But too many nominated films - and un-nominated ones - never made it to Oscar night because they violated one of the category's many strictures that the production, language - and the majority of the funding and cast and crew - originate from the nominating country. It may seem a small point to those of us who live in a big country and don't get out much, but so many of these movies are about refugees, war, crossing borders -- it seems ridiculous not to recognize many film industries are more international than our own. It's not cheating to get money from more than one country, or to speak multiple languages.

In 2005, the most notable omissions were CACHE/HIDDEN (made in France, with a French cast, with an Austrian director, and pan-European funding) and PRIVATE (the Italian entry, by an Italian director, made with a Palestinian and Israeli cast, in Arabic).

At least those critically hailed films benefitted from their Oscar snubs.

In recent years, nominating committees from various countries have passed over better films to submit middlebrow crap like LES CHORISTES (the Miramax entry from France in 2004) and LIFE IS BEAUTIFUL (the Miramax entry from Italy in 1998). Seriously, were they even the fifth-best movies from their respective countries?

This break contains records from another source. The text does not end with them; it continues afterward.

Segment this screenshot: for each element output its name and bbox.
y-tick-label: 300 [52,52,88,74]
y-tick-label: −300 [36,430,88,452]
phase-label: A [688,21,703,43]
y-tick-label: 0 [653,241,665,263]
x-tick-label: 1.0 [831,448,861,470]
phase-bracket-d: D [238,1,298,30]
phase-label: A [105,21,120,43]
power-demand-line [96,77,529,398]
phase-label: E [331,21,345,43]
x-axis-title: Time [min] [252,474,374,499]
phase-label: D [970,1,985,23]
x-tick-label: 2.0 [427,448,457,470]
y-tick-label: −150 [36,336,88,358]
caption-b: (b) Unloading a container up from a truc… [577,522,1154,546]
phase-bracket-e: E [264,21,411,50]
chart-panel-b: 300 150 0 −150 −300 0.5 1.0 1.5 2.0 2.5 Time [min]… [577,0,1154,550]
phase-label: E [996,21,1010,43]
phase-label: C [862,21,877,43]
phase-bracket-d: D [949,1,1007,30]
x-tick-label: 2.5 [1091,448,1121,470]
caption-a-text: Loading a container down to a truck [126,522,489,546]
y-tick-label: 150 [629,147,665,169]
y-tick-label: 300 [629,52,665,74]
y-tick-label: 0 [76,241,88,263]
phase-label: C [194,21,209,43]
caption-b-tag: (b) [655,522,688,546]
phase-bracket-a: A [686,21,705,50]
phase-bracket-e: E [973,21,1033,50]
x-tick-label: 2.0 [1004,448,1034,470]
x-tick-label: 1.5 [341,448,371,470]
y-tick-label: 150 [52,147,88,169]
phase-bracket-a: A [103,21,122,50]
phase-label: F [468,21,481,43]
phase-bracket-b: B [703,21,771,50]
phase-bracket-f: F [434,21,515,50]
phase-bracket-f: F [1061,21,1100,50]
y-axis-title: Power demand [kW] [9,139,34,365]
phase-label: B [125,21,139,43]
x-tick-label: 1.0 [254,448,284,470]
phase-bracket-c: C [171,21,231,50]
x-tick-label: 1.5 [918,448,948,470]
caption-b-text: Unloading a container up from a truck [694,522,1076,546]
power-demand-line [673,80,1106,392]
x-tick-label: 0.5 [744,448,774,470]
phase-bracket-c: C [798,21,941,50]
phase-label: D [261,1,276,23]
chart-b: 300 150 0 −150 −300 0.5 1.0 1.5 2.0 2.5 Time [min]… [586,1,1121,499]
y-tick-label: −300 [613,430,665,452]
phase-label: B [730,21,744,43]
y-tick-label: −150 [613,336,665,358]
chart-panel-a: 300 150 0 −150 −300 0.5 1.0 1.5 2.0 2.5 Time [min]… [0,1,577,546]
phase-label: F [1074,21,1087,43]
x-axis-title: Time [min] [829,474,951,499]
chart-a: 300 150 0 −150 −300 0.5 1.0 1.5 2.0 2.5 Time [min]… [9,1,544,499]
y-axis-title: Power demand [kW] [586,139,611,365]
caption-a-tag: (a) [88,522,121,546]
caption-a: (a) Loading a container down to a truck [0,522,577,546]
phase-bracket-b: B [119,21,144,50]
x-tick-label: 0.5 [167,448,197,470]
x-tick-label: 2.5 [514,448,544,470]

Though it's cool to see films from Ivory Coast, Palestine and Nepal up against perennial winners like Italy and Spain, this isn't the Miss World contest - one flagbearer per country. If France makes three great films in one year, let them all have a chance.

But please: no more tearjerkers with adorable children, clowns and confetti on the poster. Academy voters, ever since the LIFE IS BEAUTIFUL fiasco, have been seeing right through that crap.

Read Anthony Kaufman's take on the rules change here, and some coverage of the 2005 Academy Award category. Remember who won? TSOTSI, from South Africa. The one with the adorable baby in the backseat of a carjacked car. Babies! The secret to Oscar success.

Indiewire's got more on the Foreign Film category rules.

Comments

If a baby is the key to winning the foreign flick prize, than The Child by the Dardenne brothers is a shoe in for 2006.